Postato da Viterbo Live on Nov 24th, 2009 e file sotto Primo Piano, Regione News. You can follow any responses to this entry through the RSS 2.0. Responses are currently closed, but you can trackback from your own site.

ciotti“Libera” associazione contro le mafie mette simbolicamente “in vendita” i beni confiscati alla criminalità organizzata: un’asta provocatoria – si legge su un’agenzia Omniroma – organizzata da don Ciotti nella bottega della Legalità intitolata a Pio La Torre per lanciare un segnale alla politica, al Governo e al Parlamento contro l’emendamento alla legge finanziaria approvato in Senato che prevede la vendita dei beni confiscati che non si riescono a destinare entro 3 o 6 mesi. Uno stock di 15 beni, case e terreni appartenenti a clan e mafiosi che il battitore Enrico Fontana ha assegnato ai “finti” compratori che hanno esibito altrettanti soldi finti. Tra i beni in vendita anche i terreni ed il fabbricato confiscato a Monte San Giovanni (Fr) al cassiere della banda della Magliana, Enrico Nicoletti. “Questi beni – ha detto Don Ciotti – rischiano di tornare in mano ai criminali e mafiosi che hanno la capacità e l’abilità di usare prestanome, società fittizie e stratagemmi per arrivare nuovamente a riappropriarsene”. “Il segnale dato alle mafie sulle intercettazioni – ha aggiunto – sullo scudo fiscale, sul comune di Fondi e oggi con questo provvedimento, non è indifferente.
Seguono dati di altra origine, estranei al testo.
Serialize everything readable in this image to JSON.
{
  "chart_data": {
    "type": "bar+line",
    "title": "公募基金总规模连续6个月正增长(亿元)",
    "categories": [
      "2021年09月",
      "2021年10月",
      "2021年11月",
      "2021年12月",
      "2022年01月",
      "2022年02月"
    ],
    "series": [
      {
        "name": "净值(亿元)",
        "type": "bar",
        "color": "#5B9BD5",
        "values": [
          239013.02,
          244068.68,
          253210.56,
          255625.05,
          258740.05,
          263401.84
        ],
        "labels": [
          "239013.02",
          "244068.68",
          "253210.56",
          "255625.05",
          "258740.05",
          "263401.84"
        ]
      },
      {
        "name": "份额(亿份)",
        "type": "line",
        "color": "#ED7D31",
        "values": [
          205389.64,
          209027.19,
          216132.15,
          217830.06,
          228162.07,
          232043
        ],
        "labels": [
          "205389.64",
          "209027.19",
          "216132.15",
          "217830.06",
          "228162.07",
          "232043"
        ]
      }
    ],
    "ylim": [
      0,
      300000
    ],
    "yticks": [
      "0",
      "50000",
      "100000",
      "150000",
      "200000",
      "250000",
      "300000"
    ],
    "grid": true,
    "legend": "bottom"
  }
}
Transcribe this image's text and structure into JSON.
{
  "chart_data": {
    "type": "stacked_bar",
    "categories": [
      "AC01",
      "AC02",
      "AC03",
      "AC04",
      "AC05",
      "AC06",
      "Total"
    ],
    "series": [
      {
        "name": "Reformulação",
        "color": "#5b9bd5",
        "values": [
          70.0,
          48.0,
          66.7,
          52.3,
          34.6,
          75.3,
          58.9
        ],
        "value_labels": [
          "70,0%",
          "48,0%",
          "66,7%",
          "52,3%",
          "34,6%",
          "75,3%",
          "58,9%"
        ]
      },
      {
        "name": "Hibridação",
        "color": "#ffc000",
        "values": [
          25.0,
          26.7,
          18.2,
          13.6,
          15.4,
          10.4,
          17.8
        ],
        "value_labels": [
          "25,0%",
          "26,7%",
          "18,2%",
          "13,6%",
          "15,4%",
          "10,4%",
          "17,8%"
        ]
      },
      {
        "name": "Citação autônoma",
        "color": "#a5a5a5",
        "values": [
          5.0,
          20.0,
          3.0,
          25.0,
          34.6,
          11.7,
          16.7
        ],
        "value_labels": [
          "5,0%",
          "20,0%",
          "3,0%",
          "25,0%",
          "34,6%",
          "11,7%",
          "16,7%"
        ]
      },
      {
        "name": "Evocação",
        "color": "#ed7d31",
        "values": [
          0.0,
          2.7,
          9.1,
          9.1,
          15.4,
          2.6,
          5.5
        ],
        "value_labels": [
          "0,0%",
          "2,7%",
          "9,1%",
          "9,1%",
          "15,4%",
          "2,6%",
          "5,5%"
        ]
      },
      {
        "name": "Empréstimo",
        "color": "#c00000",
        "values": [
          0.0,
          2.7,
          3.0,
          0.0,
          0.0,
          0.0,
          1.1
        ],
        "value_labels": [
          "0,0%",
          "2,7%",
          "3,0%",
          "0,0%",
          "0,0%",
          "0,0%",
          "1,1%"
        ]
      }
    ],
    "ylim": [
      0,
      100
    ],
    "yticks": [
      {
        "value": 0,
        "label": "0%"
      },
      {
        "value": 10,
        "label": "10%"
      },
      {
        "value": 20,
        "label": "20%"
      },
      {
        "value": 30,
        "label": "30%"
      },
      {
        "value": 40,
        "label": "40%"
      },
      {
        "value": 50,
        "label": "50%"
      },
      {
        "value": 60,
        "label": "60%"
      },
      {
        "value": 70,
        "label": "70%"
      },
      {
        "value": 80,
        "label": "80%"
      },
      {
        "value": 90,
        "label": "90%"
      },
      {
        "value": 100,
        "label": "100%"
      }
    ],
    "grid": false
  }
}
Per questo – ha continuato – chiediamo con chiarezza alla politica di fermarsi a riflettere, di non usare scorciatoie e di non dimenticare quel principio per il quale, nel 1995, abbiamo raccolto milioni di firme per ottenere la confisca e l’uso sociale di questi beni”. Un “grido d’allarme” che oggi è partito da Libera ma che si è anche allargato “a magistrati, – ha detto don Ciotti – a centinaia di comuni e a 350 familiari delle vittime della mafia”. “Il 28 novembre scenderemo in tutte le piazze d’Italia, – ha detto don Ciotti – per attaccare un cartello sugli oltre 3200 beni confiscati alla mafia. Vendesi bene confiscato alla criminalità organizzata, rivolgersi a mafia spa”, un cartellone verde barrato da una striscia rossa che recita “Questo e’ un bene! non e’ in vendita”. Presenti all’iniziativa anche l’ex sindaco Veltroni e l’assessore provinciale alla lotta all’Usura, Serena Visintin. “È un modo per svelare e combattere questa norma che mi sembra vergognosa e che sta passando in un silenzio drammatico”, ha detto Visintin.